Welcome to our latest feature on CinemATL.com. There are so many talented folks working in the Atlanta film industry, we should learn more about them! Here, we ask "5 Questions" -- hence the title (clever!) -- of one of Atlanta's talented film professionals...
Dave Watkins has been making independent films in Atlanta since the early 2000's. Dave has built an impressive resume working as a director, writer, producer, assistant director and actor. His credits include feature films like Stragglers (director/actor), Blackhats (assistant director) and Jack O'Lantern (actor/AD). More recently, Dave delved into the world of web series, with the popular The Lumber Baron of Jasper County and the forthcoming Herman Jones.
We were able to grab Dave when he wasn't super-busy on set and got him to answer 5 Questions about his upcoming projects, working as an AD, and which bad horror movie is the best:
1. How did you get started in the film industry and when did you decide to produce your own independent projects?
I started by writing short stories and scripts in high school which led to shooting some short movies with my friends. Following that I went to the Art Institute of Atlanta for video production and after I graduated started working professionally in the industry some, but also would produce independent projects on the side.
2. So, what's this Herman Jones web series I've been hearing all about?
It's a project we're shooting as a web series, but we're also planning to cut it together as a feature as well. It's about a quiet man named Herman Jones who struggles to keep his violent impulses and weird hallucinations under control with medication. But when a strange cult called the Children of the New Dawn starts trying to recruit Herman, it sets off a devastating chain of events.
3. This is your second web series (the first being The Lumber Baron of Jasper County). What is it that appeals to you about producing a web series as opposed to shorts or a feature?
I enjoy the writing better as it's closer to a television show than a feature. With a feature and even a short, the stories often feel boxed in and predictable. The web series/TV show format tends to lead to more spontaneous and creative storytelling where the characters have room to grow. But that being said, I don't feel there is a demand for web series content and that's why we're considering also cutting this together as a feature. The season of Herman Jones is a self contained story and will translate well to a feature length presentation.

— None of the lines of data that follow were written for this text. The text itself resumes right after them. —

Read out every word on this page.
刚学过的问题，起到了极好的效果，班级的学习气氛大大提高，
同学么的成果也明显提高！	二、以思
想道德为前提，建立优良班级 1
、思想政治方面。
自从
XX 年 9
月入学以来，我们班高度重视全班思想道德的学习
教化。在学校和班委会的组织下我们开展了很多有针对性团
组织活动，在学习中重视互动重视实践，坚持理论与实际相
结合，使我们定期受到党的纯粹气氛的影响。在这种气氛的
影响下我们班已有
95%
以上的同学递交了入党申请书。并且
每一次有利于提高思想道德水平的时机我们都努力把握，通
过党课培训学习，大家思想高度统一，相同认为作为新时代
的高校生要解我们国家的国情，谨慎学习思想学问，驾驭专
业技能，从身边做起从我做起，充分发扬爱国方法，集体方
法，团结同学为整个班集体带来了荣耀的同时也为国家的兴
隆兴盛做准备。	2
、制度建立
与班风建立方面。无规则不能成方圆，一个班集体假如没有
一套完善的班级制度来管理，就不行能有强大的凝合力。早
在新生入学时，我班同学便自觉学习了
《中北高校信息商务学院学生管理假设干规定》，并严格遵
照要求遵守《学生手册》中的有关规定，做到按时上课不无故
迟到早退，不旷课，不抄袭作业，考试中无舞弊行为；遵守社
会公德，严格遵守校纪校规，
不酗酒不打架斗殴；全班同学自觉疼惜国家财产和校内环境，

4. In addition to your own creative work, you've also worked on many other indie film productions in Atlanta, mostly as an Assistant Director. What advice would you give to a film professional trying to get work as an A.D.?

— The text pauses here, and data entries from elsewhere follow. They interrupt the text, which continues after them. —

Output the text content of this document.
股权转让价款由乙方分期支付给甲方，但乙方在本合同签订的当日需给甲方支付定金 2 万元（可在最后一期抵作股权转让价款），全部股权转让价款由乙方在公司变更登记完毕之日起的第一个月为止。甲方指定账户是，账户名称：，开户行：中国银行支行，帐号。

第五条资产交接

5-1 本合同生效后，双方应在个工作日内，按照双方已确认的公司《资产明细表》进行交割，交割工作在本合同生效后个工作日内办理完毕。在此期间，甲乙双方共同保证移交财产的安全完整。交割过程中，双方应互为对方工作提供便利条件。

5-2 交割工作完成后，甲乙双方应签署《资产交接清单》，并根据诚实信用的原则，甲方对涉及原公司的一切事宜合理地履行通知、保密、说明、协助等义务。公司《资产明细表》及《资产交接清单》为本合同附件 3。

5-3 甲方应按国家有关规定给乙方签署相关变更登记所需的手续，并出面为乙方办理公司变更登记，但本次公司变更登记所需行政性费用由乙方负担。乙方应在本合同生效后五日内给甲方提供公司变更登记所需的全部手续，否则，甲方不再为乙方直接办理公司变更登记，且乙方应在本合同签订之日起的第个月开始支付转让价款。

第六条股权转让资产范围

It seems most jobs in the film industry are based on who you know, but also doing the job well enough to get hired again.

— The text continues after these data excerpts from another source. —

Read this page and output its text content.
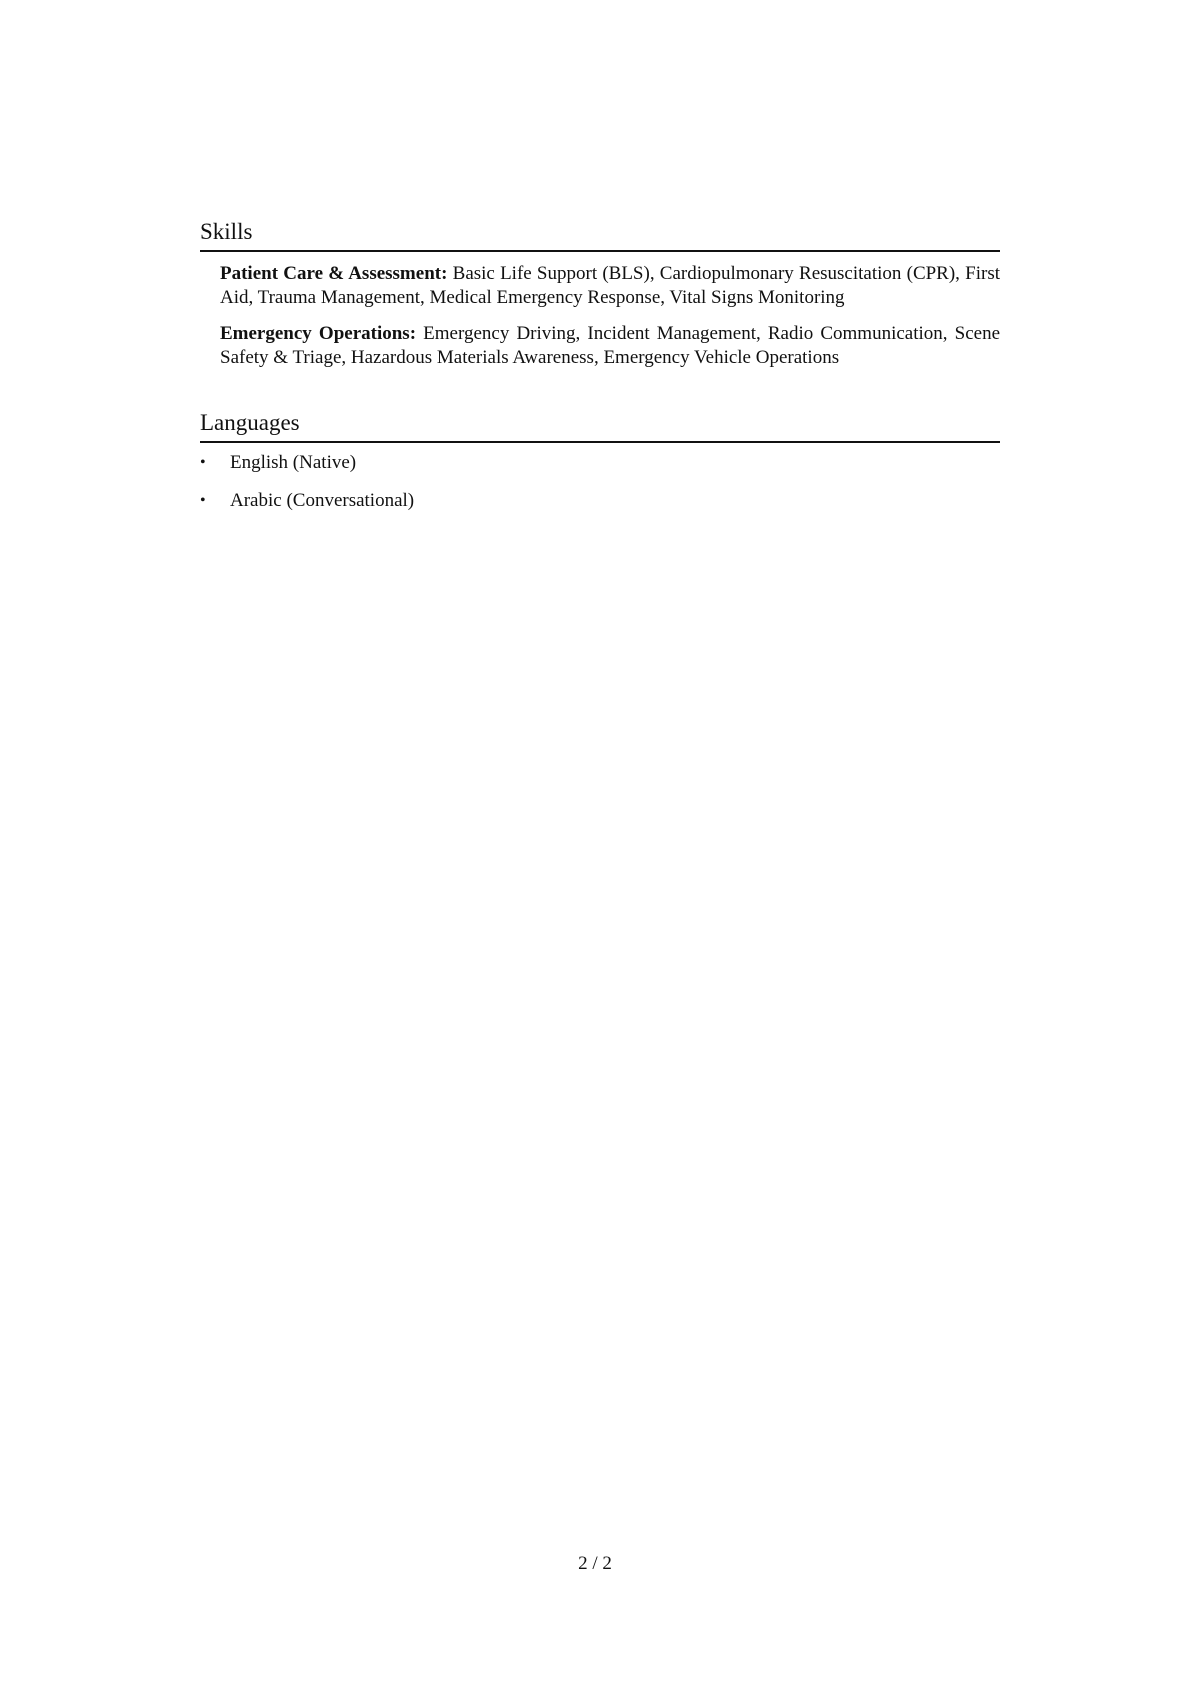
Skills

Patient Care & Assessment: Basic Life Support (BLS), Cardiopulmonary Resuscitation (CPR), First Aid, Trauma Management, Medical Emergency Response, Vital Signs Monitoring

Emergency Operations: Emergency Driving, Incident Management, Radio Communication, Scene Safety & Triage, Hazardous Materials Awareness, Emergency Vehicle Operations

Languages
• English (Native)
• Arabic (Conversational)
2 / 2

As an Assistant Director, it helps to be familiar with all of the different departments (Camera, Makeup, Wardrobe, etc.) and how they function. Many people don't understand that the job of assistant director is closer to that of a producer than a director. Among other responsibilities, the job requires you to track the progress of the shoot in relation to the call sheet (or schedule) and also run the floor or the set, which involves calling the roll. But generally the goal is to move the shoot forward while making the director and cinematographer get the shots they need.
5. Finally, the most important question of all... Sharknado or Snakes on a Plane?
Ha, that's a tough one! I'd say Sharknado. Snakes on a Plane, with that title, Samuel L. Jackson and plot should have been a cult hit, but the movie itself wasn't a lot of fun to watch. The first Sharknado on the other hand ended up being everything Snakes wasn't.